Code de la santé publique
Chemin :
Les médecins gynécologues informent régulièrement leurs patientes sur le don d'ovocytes.
Les médecins traitants informent régulièrement leurs patients sur le don de gamètes.
Le donneur doit avoir procréé. Le consentement des donneurs et, s'ils font partie d'un couple, celui de l'autre membre du couple sont recueillis par écrit et peuvent être révoqués à tout moment jusqu'à l'utilisation des gamètes.
Il en est de même du consentement des deux membres du couple receveur.

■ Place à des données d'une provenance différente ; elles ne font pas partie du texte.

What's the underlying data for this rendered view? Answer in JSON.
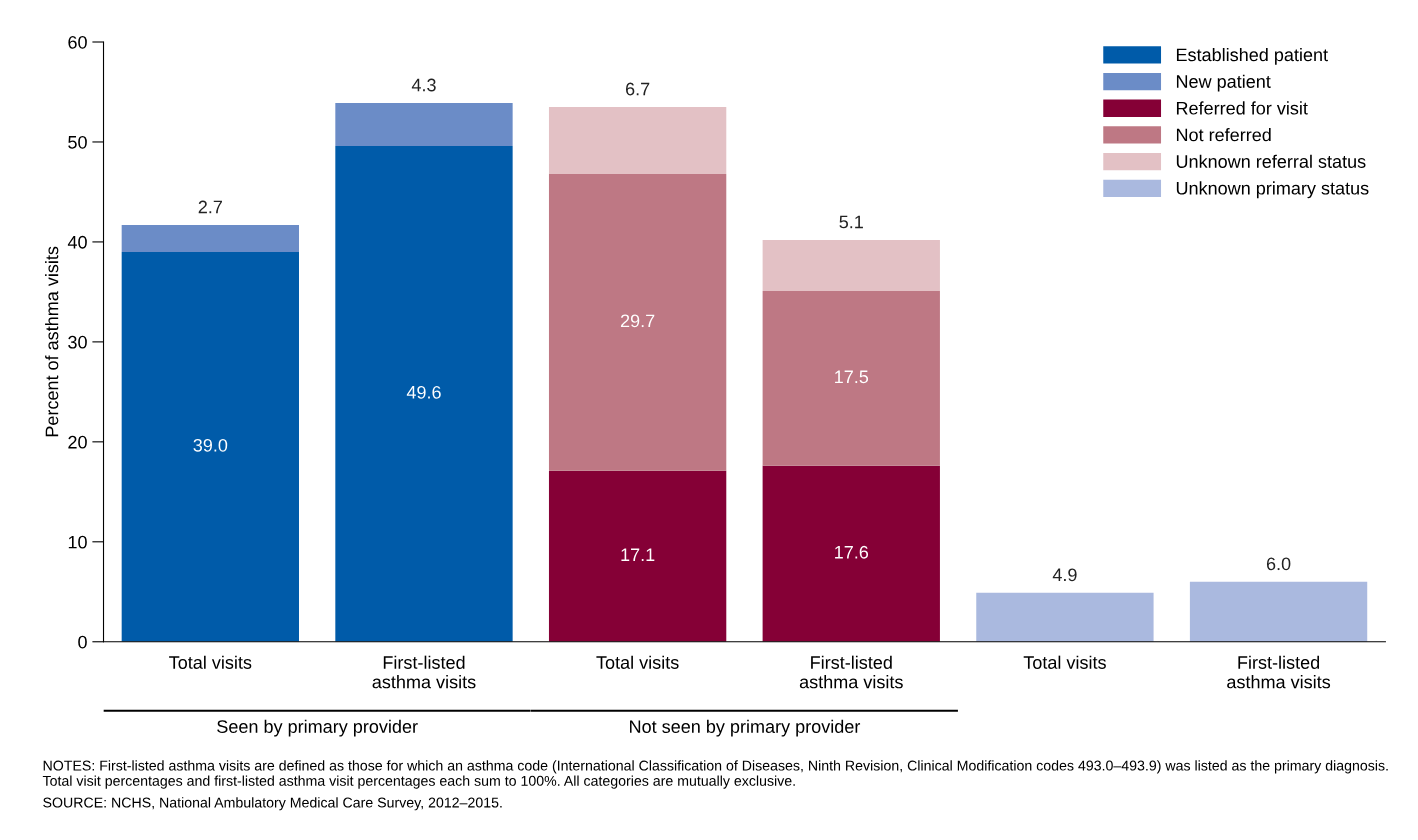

Lorsqu'il est majeur, le donneur peut ne pas avoir procréé. Il se voit alors proposer le recueil et la conservation d'une partie de ses gamètes ou de ses tissus germinaux en vue d'une éventuelle réalisation ultérieure, à son bénéfice, d'une assistance médicale à la procréation, dans les conditions prévues au titre IV du livre Ier de la deuxième partie. Ce recueil et cette conservation sont subordonnés au consentement du donneur.
La donneuse bénéficie d'une autorisation d'absence de son employeur pour se rendre aux examens et se soumettre aux interventions nécessaires à la stimulation ovarienne et au prélèvement ovocytaire. Lorsque la donneuse est salariée, l'autorisation est accordée dans les conditions prévues au second alinéa de l'article L. 1225-16 du code du travail.
Les organismes et établissements autorisés dans les conditions prévues à l'article L. 2142-1 fournissent aux autorités sanitaires les informations utiles relatives aux donneurs. Un médecin peut accéder aux informations médicales non identifiantes en cas de nécessité thérapeutique concernant un enfant conçu à partir de gamètes issus de don.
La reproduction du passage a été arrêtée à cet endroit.